How will this displaced brother know what to do in serving God? He can remember that his Scriptures tell him to continue loving God and man. That’s what Jesus would stress. Nothing new there. Being a devout Jew, he will surely remember, “He has showed you, O man, what is good; and what does the Lord require of you but to do justice, and to love kindness, and to walk humbly with your God?” (Micah 6:8). Jesus would have him to follow the Golden Rule, “for this is the law and the prophets.” James would tell him, “Religion that is pure and undefiled before God and the Father is this: to visit the orphans and widows in their affliction, and to keep oneself unstained from the world.” (James 1:27). Jesus and James were only restating God’s universal will which the law and the prophets sought to promote. God still wants the same response from man. A man need not have New Testament writings to know the will of God for holy living.

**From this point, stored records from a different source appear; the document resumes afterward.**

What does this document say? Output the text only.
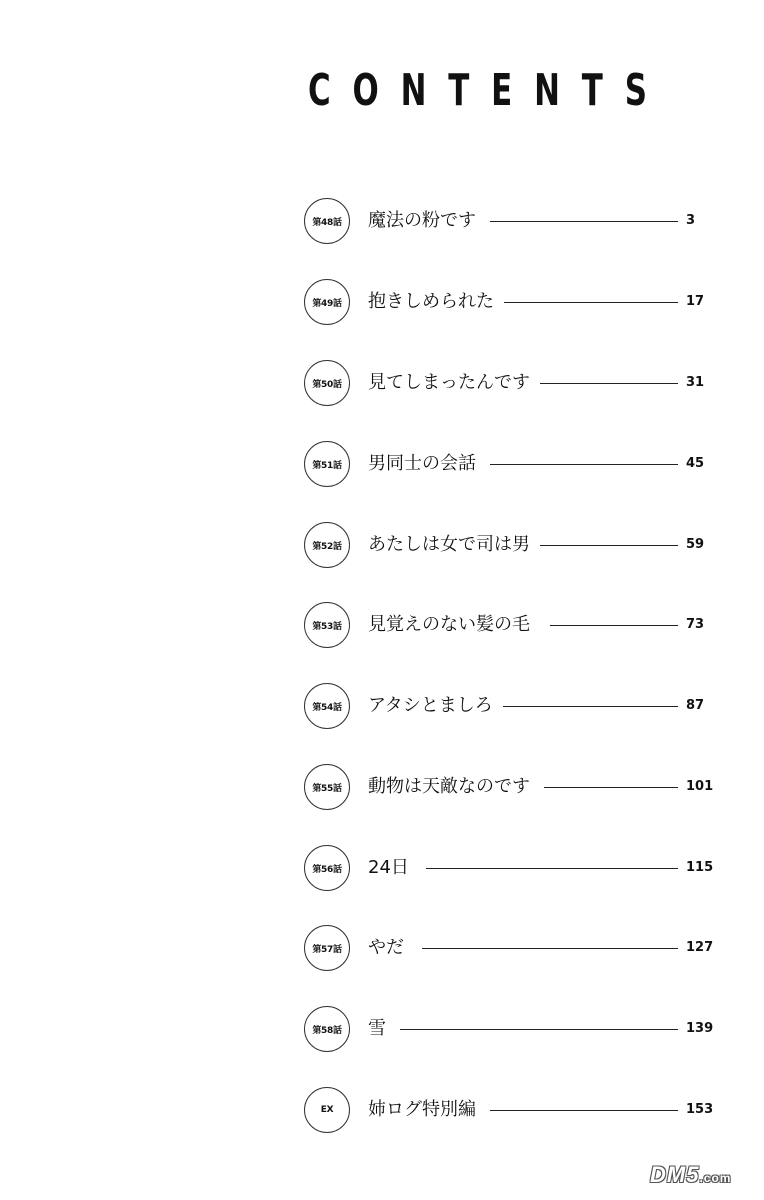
CONTENTS
第48話	魔法の粉です	3
第49話	抱きしめられた	17
第50話	見てしまったんです	31
第51話	男同士の会話	45
第52話	あたしは女で司は男	59
第53話	見覚えのない髪の毛	73
第54話	アタシとましろ	87
第55話	動物は天敵なのです	101
第56話	24日	115
第57話	やだ	127
第58話	雪	139
EX	姉ログ特別編	153
DM5.com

Spirit-filled men elaborate on these simple requirements in the epistles, giving practical application among various peoples, cultures, and settings. The treasurer can continue to be a devout disciple in the same general manner that he was a devout Jew.

Too many of us have considered assemblies and their rituals as the major requirement of God and the evident demonstration of our righteousness. But how misdirected we have been! These assemblies and rituals are important only as they strengthen our faith and encourage us to live the kind of daily lives epitomized in the paragraph above. Splitting hairs about how to perform acceptable rituals and chalking up records of frequency of performance of them have little connection with what God requires of us. The eunuch will go to worship no more as he did on his long journey to Jerusalem but, instead, his daily life will be a living sacrifice/offering/worship.

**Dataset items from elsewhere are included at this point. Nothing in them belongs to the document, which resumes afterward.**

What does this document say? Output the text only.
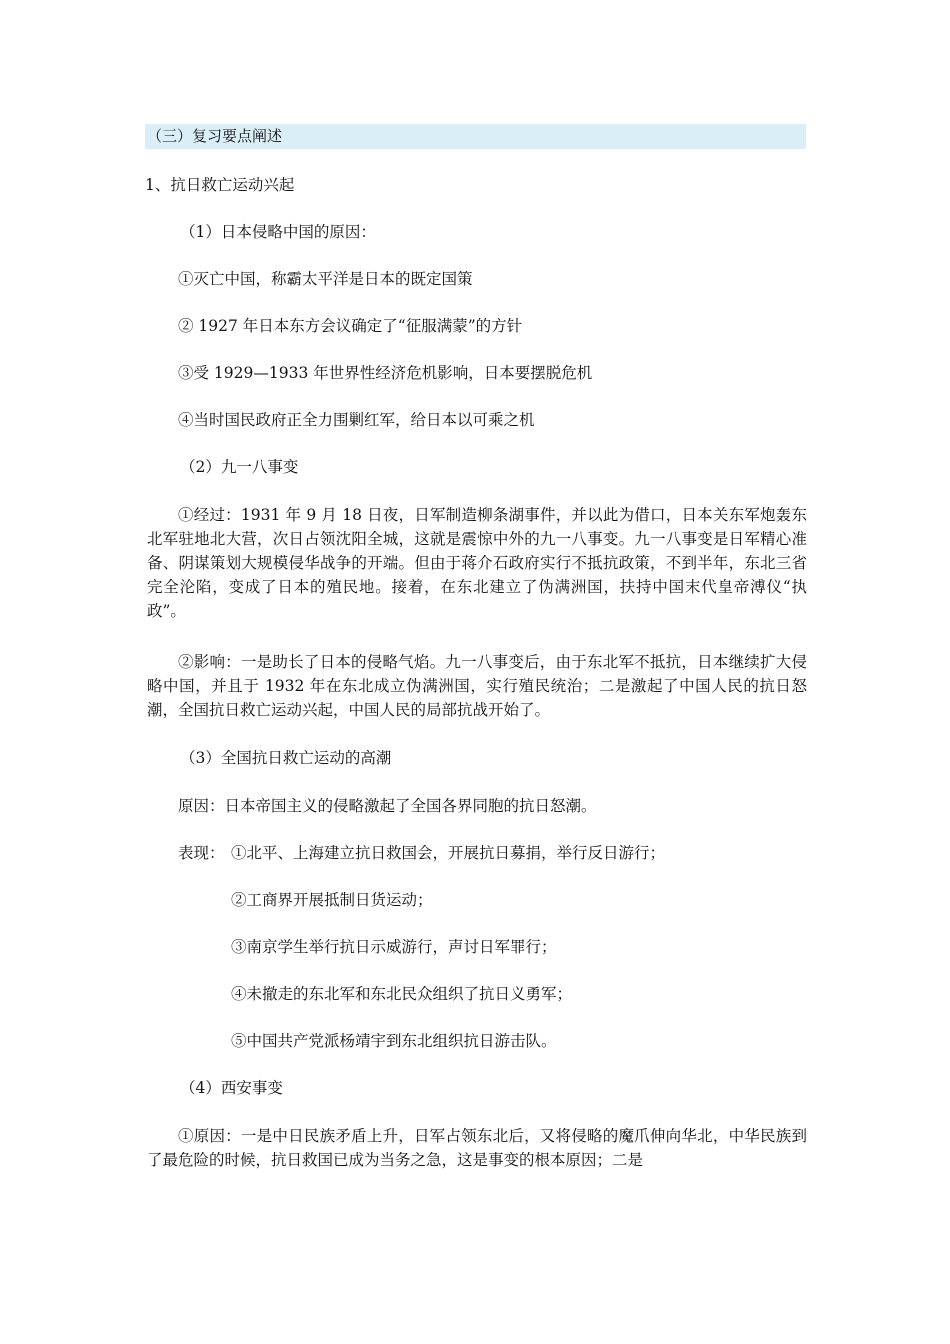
（三）复习要点阐述
1、抗日救亡运动兴起
（1）日本侵略中国的原因：
①灭亡中国，称霸太平洋是日本的既定国策
② 1927 年日本东方会议确定了“征服满蒙”的方针
③受 1929—1933 年世界性经济危机影响，日本要摆脱危机
④当时国民政府正全力围剿红军，给日本以可乘之机
（2）九一八事变
①经过：1931 年 9 月 18 日夜，日军制造柳条湖事件，并以此为借口，日本关东军炮轰东北军驻地北大营，次日占领沈阳全城，这就是震惊中外的九一八事变。九一八事变是日军精心准备、阴谋策划大规模侵华战争的开端。但由于蒋介石政府实行不抵抗政策，不到半年，东北三省完全沦陷，变成了日本的殖民地。接着，在东北建立了伪满洲国，扶持中国末代皇帝溥仪“执政”。
②影响：一是助长了日本的侵略气焰。九一八事变后，由于东北军不抵抗，日本继续扩大侵略中国，并且于 1932 年在东北成立伪满洲国，实行殖民统治；二是激起了中国人民的抗日怒潮，全国抗日救亡运动兴起，中国人民的局部抗战开始了。
（3）全国抗日救亡运动的高潮
原因：日本帝国主义的侵略激起了全国各界同胞的抗日怒潮。
表现： ①北平、上海建立抗日救国会，开展抗日募捐，举行反日游行；
②工商界开展抵制日货运动；
③南京学生举行抗日示威游行，声讨日军罪行；
④未撤走的东北军和东北民众组织了抗日义勇军；
⑤中国共产党派杨靖宇到东北组织抗日游击队。
（4）西安事变
①原因：一是中日民族矛盾上升，日军占领东北后，又将侵略的魔爪伸向华北，中华民族到了最危险的时候，抗日救国已成为当务之急，这是事变的根本原因；二是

“But he will continue his Jewish rituals,” you may protest. What’s the problem with that? The Judean disciples and Paul did that also (Acts 15; 18:18; 21:17-26). There is no conflict, for they performed neither those Jewish rituals nor Christian rituals in an effort to justify themselves.

Ideally, the treasurer will influence his family and friends so that they will accept Christ. Then in their discipleship together, they will engage in such activities as will strengthen their faith and encourage them in fulfilling God’s timeless law in their lives. The New Testament Scriptures, which are of special blessing to us, will not be necessary as they continue to call on their God in Christ. They will look to no activities of theirs for any sacramental or meritorious value and look upon no pattern of conformity as sacred. Each will serve in his individual relationship with God. Collectively, they will be Christ’s church, free from all of our theological conceptions and misconceptions about it.

All of this seems too simple to be true, yet I am not going to accuse the Spirit of poor judgment just because I have been confused. Effort was not lost in converting the Secretary of the Treasury of Ethiopia. And if the Spirit’s way will suffice for the Ethiopian nobleman, surely it will suffice for you and me.

Being free in Christ, let us, like the eunuch, go on our way rejoicing.